Rozdział 2

218 17 1
                                    

Obudził mnie budzik o 6:30 i szczerze, w tamtym momencie miałam ochotę rzucić nim o ściane. Wyłączyłam go szybko i spróbowałam ponownie zasnąć, lecz po chwili do pokoju weszła pani Lola - nasza gosposia. Jest całkiem miła, z wyjątkiem tych momentów kiedy mnie budzi. Wtedy jest bezlitosnym stworzeniem. Nie oszczędzi biednej, skacowanej Pez... No cóż. Gdy kobieta wyszła, ruszyłam do pomieszczenia przeznaczonego na garderobę, i starannie wybrałam ubranie na dzisiaj, po czym poszłam do mojej prywatnej łazienki i wzięłam szybki prysznic. Włosy spięłam w koka i zrobiłam lekki, aczkolwiek perfekcyjny makijaż.
Gdy wróciłam do swojego pokoju zauważyłam, że Lola zostawiła mi na szafce nocnej paracetamol i szklankę wody. Zawsze tak robi kiedy wracam późno z imprez. Wczoraj (właściwie to już dzisiaj) wróciłam coś po trzeciej. Nie pamiętam dokładnie. Szybko połknęłam tabletkę i zeszłam na dół do kuchni na śniadanie.
Przy stole siedziała już cała rodzina : mama, tata i mój brat. Mimo stereotypów o kłótniach w rodzeństwie, my praktycznie nigdy się nie kłóciliśmy. Jeremy jest hednym z moich najlepszych przyjaciół. Jest starszy o rok, ale kiblował dwa razy i jest teraz w 2 klasie, a ja w 3. Z taką małą różnicą, że on chodzi do normalnego liceum, a ja mam nauczanie domowe. Nigdy nie chodziłam do szkoły. Rodzice stwierdzili że nie chcą "przechodzić tego samego ze mną co z Jeremy'm". Mi też to na rękę, bo mam luźniejsze lekcje niż jakie miałabym w liceum.
Usiadłam koło brata i zabrałam się za jedzenie przygotowanych przez Lolę naleśników z truskawkami. Ciszę przerwała mama.

-Więc gdzie byłaś wczoraj, Perriele? -nienawidziłam kiedy mówiła do mnie pełnym imieniem. Wolę jak mówi się do mnie po prostu "Pez". Szybciej i ładniej.

-No na imprezie z ekipą... Przecież cały czas gdzieś wychodzimy. Czemu teraz robisz afere?

-Bo mam już tego dość!! Prawie codziennie wracasz pijana nad ranem! -Zaczęła już krzyczeć.
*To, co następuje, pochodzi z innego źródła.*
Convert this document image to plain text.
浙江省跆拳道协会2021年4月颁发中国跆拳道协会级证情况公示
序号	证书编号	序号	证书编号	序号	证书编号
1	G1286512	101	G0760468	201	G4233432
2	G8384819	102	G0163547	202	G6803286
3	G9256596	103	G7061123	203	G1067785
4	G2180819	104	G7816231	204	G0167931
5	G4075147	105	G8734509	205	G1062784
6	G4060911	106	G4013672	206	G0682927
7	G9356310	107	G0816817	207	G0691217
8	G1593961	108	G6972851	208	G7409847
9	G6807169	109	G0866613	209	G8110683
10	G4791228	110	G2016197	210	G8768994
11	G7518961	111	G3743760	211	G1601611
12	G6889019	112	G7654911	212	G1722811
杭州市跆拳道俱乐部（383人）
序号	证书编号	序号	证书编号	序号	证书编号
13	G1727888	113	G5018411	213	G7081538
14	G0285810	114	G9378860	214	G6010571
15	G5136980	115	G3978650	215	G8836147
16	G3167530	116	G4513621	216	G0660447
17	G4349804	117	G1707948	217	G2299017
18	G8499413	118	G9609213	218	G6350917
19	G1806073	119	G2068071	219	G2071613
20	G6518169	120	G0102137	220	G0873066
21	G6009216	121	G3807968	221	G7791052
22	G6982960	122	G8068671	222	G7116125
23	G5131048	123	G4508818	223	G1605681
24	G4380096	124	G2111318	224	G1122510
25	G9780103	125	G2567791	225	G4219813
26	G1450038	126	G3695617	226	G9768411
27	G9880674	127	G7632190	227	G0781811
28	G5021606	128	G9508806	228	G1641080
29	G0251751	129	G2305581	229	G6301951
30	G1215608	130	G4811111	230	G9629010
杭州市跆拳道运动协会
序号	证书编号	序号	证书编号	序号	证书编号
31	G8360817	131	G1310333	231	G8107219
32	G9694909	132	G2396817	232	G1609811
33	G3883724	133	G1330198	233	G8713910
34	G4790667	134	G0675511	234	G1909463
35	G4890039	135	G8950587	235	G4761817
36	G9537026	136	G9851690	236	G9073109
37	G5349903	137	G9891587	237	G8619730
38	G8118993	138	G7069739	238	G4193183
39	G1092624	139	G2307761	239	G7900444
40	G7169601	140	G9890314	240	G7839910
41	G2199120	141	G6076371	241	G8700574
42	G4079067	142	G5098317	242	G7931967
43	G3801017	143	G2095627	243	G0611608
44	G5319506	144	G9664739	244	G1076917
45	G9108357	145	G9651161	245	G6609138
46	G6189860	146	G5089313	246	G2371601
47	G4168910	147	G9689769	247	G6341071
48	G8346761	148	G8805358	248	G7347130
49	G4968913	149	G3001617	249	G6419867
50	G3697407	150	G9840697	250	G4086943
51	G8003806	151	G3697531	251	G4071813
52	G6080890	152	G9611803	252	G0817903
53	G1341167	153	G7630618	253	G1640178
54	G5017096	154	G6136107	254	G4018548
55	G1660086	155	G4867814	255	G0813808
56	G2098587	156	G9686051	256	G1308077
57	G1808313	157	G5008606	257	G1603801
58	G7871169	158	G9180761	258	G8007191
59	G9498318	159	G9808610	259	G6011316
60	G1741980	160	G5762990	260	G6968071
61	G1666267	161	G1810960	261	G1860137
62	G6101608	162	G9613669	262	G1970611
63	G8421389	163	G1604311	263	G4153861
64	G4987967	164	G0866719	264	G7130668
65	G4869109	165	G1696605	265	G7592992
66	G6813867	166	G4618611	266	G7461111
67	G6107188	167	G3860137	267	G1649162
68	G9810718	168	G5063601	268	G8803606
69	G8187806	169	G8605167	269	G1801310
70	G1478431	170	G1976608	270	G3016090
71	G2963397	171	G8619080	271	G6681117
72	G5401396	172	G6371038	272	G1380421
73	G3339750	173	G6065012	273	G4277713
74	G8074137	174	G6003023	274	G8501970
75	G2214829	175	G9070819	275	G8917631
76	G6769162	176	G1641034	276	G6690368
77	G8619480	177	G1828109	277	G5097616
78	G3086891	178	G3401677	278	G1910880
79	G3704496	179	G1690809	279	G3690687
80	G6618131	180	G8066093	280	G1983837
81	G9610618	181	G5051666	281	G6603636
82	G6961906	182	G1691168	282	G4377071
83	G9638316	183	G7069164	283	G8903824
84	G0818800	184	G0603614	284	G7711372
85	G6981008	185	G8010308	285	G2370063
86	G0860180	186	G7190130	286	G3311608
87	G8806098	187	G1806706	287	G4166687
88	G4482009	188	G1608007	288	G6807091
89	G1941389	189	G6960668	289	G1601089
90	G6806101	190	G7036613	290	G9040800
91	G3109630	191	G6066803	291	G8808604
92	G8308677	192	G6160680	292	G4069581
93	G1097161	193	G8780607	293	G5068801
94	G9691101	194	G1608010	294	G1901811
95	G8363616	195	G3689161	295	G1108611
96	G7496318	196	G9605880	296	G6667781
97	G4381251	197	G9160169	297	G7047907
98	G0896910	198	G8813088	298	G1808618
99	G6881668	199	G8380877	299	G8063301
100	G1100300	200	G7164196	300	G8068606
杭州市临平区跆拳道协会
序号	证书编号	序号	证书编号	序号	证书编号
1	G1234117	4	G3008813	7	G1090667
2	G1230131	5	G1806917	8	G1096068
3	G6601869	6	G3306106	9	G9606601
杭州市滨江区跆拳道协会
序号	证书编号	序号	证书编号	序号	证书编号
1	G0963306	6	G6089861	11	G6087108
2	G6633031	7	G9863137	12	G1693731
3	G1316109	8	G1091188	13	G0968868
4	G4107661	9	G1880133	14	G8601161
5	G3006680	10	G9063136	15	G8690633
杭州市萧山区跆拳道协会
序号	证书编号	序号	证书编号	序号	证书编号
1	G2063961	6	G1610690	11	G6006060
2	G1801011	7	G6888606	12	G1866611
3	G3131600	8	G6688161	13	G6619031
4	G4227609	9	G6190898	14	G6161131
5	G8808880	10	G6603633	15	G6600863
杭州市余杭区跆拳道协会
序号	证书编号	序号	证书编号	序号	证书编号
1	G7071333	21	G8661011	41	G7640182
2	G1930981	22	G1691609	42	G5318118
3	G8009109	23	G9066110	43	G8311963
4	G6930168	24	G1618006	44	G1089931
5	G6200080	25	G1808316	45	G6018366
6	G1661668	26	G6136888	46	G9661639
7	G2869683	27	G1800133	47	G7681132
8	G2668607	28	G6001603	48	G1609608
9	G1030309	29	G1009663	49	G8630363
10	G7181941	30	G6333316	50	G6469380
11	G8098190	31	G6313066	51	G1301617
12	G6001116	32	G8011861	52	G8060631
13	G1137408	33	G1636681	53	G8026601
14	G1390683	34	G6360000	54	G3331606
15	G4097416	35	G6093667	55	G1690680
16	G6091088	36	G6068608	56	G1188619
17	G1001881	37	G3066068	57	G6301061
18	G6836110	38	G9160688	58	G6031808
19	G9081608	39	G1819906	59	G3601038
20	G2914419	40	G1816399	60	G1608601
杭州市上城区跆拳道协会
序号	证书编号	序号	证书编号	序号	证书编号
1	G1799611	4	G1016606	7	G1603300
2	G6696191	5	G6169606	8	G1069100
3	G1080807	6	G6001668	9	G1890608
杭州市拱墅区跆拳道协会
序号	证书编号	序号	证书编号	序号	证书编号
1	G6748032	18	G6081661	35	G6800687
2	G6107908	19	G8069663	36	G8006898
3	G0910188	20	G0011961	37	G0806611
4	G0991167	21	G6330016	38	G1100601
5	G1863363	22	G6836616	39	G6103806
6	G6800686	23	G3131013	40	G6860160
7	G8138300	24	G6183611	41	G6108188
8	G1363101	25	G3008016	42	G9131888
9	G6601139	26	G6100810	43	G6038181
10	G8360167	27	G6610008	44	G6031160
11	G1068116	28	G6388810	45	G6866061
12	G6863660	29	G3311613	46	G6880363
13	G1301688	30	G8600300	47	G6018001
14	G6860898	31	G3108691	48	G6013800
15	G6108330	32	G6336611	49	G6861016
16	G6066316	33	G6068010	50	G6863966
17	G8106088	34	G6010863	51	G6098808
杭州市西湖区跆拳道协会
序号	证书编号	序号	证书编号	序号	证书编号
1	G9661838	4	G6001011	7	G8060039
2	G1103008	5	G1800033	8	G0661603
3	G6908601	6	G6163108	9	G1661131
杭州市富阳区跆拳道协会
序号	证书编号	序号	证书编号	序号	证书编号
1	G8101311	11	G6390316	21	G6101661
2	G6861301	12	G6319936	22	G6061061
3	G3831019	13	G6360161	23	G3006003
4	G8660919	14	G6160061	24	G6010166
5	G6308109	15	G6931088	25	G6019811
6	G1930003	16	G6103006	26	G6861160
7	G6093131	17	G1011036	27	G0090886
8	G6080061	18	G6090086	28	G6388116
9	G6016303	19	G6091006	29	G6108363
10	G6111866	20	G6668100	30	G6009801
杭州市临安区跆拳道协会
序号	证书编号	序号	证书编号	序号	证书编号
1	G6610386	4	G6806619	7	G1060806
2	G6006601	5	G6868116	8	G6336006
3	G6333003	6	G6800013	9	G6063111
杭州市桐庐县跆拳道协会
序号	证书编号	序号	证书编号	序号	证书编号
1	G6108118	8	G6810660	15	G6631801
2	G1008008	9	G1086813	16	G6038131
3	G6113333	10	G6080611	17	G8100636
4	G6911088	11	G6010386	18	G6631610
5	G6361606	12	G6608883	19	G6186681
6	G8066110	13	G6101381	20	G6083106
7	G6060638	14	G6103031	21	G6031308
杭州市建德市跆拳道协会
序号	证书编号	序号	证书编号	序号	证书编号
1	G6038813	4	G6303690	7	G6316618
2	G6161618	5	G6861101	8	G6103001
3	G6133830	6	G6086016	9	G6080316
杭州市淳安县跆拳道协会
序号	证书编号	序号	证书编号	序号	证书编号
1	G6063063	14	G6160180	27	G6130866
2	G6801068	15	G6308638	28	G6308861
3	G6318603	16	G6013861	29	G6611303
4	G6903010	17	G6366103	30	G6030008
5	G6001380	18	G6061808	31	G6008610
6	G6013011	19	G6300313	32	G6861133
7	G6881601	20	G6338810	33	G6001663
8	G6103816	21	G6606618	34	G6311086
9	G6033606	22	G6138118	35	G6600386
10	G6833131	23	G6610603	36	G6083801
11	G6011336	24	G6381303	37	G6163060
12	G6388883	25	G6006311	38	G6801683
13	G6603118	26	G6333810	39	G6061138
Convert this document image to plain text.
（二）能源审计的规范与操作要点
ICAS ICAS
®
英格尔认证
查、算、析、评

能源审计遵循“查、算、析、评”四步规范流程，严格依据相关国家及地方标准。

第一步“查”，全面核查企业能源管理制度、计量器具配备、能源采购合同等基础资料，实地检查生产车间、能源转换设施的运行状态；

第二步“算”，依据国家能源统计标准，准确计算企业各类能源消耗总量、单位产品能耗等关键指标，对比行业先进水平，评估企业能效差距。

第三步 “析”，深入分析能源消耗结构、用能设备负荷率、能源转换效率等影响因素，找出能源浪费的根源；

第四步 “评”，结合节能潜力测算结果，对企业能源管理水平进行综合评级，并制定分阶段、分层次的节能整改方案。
-Jeju daj spokój. -powiedziałam

-Wraz z ojcem postanowiliśmy, że żeby ujażmić twoje zachowanie, od jutra pójdziesz do szkoły, w której uczy się Jeremy.

W momencie kiedy to powiedziała i ja, i Jeremy zakrztusiliśmy się naszym jedzeniem. Nie wierzyłam w to, co mówiła. Przecież ja nigdy nawet stopy w szkole nie postawiłam! Jak ona to sobie wyobraża?!?

-Ty chyba żartujesz - powiedział Jer - Nie będę chodził z nią do szkoły!!!

-Przykro mi Jeremy, ale decyzja już zapadła. Perriele, od jutra jeździsz z Jeremy'm do szkoły. -powiedziała i wstała od stołu - Dzisiaj jeszcze przyjdzie twoja nauczycielka, więc się przyszykuj, a my z tatą musimy iść do pracy.

I wyszli. A ja zostałam przy stole z moim bratem. Ona nie mogła mnie posłać do szkoły. Po prostu nie. Nie poradze sobie.